En la autovía apenas se cruzaban con otros automóviles, y cuando así sucedía los adelantaban y continuaban a la misma distancia uno del otro.

—Javier, déjalo. No merece la pena, sea lo que sea lo arreglaré. Puede que tenga que ver con mi mujer, ella lo aclarará, seguro que es un malentendido. —La voz sonaba angustiada—. Con esto sólo conseguiremos matarnos.

El joven parecía disfrutar. Apartó un momento la mano derecha del volante y tecleó sobre la pantalla del GPS sin atender al médico.

—Aquí —señaló una curva cerrada a dos kilómetros con una salida de la vía nada más acabar la curva. París ya les quedaba a pocos kilómetros y eso se apreciaba en una circulación más densa y rápida—. Después será imposible.

—¿Qué vas a...?

La pregunta quedó en el aire pues Javier tomó gran velocidad, lanzando hacia atrás al médico. Unos segundos más tarde, al rebasar la curva, dio un volantazo a la derecha y se salió al arcén que pronto se convirtió en una vía de servicio que abandonaba la autovía. Aceleró con la intención de frenar tras unos árboles que se divisaban a la derecha, ya fuera de la carretera; era la única forma de perderlos. Lamentablemente calculó mal el espacio de que disponía y el coche acabó por precipitarse dando botes por una cuesta pronunciada que se cortaba en una valla publicitaria.

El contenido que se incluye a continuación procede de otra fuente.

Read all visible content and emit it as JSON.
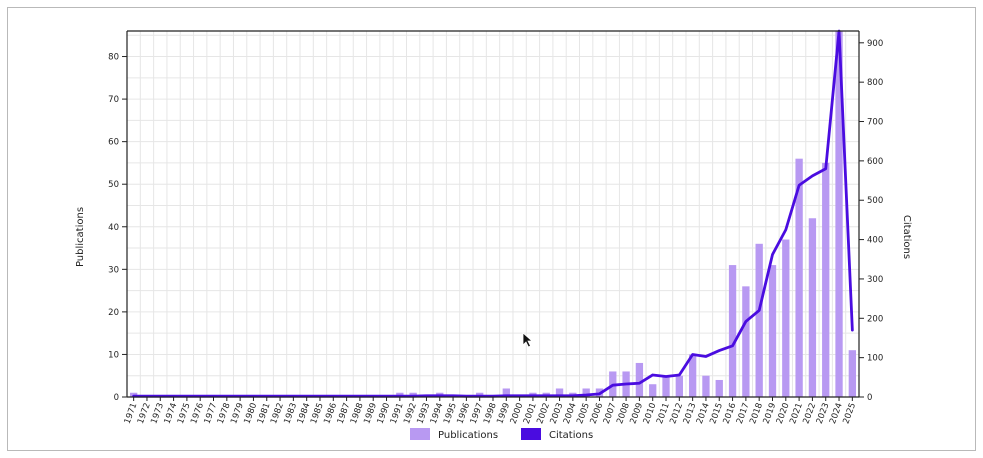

—¡No! —El médico dio con la cabeza en el techo del coche. Javier maniobró a derecha e izquierda y logró disminuir la velocidad pero no consiguió evitar la valla.

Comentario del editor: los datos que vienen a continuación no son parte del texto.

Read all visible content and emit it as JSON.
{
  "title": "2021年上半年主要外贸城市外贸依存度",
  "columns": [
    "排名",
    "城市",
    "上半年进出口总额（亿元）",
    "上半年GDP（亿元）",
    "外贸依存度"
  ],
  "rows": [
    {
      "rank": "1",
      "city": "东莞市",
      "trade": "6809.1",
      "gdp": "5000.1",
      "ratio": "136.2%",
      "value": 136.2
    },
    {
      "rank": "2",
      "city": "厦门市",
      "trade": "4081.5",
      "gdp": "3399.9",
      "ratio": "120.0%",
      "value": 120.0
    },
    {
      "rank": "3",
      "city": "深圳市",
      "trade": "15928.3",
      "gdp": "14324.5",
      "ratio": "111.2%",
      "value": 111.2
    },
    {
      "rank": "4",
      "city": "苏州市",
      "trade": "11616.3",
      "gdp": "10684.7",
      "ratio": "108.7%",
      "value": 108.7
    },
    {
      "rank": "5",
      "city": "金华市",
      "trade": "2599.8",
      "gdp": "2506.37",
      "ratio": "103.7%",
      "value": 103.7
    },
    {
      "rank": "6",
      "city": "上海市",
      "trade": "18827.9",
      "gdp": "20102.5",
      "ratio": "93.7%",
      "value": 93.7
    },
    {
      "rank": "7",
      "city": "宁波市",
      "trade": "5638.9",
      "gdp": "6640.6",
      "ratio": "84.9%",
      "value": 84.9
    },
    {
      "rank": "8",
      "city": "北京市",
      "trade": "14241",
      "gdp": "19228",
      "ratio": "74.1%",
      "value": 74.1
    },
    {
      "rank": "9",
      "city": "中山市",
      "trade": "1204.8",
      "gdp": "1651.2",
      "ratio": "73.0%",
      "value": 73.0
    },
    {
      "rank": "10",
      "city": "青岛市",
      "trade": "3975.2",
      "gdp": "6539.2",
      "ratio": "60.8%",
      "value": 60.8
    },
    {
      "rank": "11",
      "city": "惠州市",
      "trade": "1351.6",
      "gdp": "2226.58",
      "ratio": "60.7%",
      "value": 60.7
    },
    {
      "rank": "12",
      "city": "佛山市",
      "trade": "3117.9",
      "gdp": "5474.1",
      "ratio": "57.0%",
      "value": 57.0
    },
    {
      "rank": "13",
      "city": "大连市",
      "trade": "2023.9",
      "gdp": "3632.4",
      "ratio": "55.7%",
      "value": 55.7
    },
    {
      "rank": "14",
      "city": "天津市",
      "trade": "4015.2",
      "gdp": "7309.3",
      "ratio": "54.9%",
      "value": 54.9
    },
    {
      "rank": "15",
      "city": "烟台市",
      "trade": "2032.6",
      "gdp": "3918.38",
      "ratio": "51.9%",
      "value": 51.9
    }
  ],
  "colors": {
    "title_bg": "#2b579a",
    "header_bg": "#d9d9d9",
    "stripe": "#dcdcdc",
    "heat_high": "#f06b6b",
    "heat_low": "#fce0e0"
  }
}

Aún le dolía el costado. Se levantó la camisa, en el abdomen permanecían rastros de sangre alrededor de una gasa, también manchada. Por fortuna la casa en la que se habían ocultado disponía de un buen botiquín. Del accidente en sí no recordaba mucho, tal vez la sensación de removerse en el interior de una lavadora. El vehículo volcó y dio un par de vueltas hasta quedar bocabajo. Aquella fue la segunda vez que estuvo a punto de morir hoy.

¿Dónde se habrá metido Javier? Se levantó ayudándose del brazo del sofá y se estiró con cuidado, el golpe en el codo le había dejado medio insensible el antebrazo aunque el abdomen le dolía aún más, lucía un corte de unos cinco centímetros de largo cerca del ombligo que hubiera constituido un peligro en caso de no sucederle a un médico. Pudo arreglarlo, al menos de momento, con una aguja cauterizada, algo de hilo y un desinfectante, todo ello bastante a mano en la vivienda en la que consiguieron colarse para despistar a los árabes. Caminaron durante varios kilómetros a través de un pequeño bosque a poca distancia de París, cuando acabaron los árboles se divisaba la capital francesa allá a lo lejos como un hormiguero gigante. Los árabes debieron pasarse la salida, y si vieron el accidente no les sirvió de nada, pues no podían abandonar la autovía antes de diez kilómetros. El médico se acercó a la cocina a buscar a Javier. Le inspiraba confianza, ¿por qué David no? ¿Y Silvia? ¿Dónde estará Silvia ahora? Si encontrara el móvil..., no recordaba el teléfono de su esposa, hacía tiempo que no había marcado ningún número y menos aún el de Silvia. No encontró al joven en la cocina, tampoco en los dormitorios, quizá se hartó de esta locura y exploraba ahora mismo la forma de llegar a San Petersburgo. No le culparía por ello. Le estaba agradecido pero comprendía que había arriesgado mucho, no podía pedirle más.

Cuando Javier entró en el salón se encontró con el doctor Salvatierra tumbado en el sofá, le dolía la herida de la tripa. Comprobó la temperatura de su frente y luego le puso un cojín bajo la cabeza, sacó de los bolsillos algunos objetos y los soltó sobre una mesa de mármol negro. El doctor sonreía.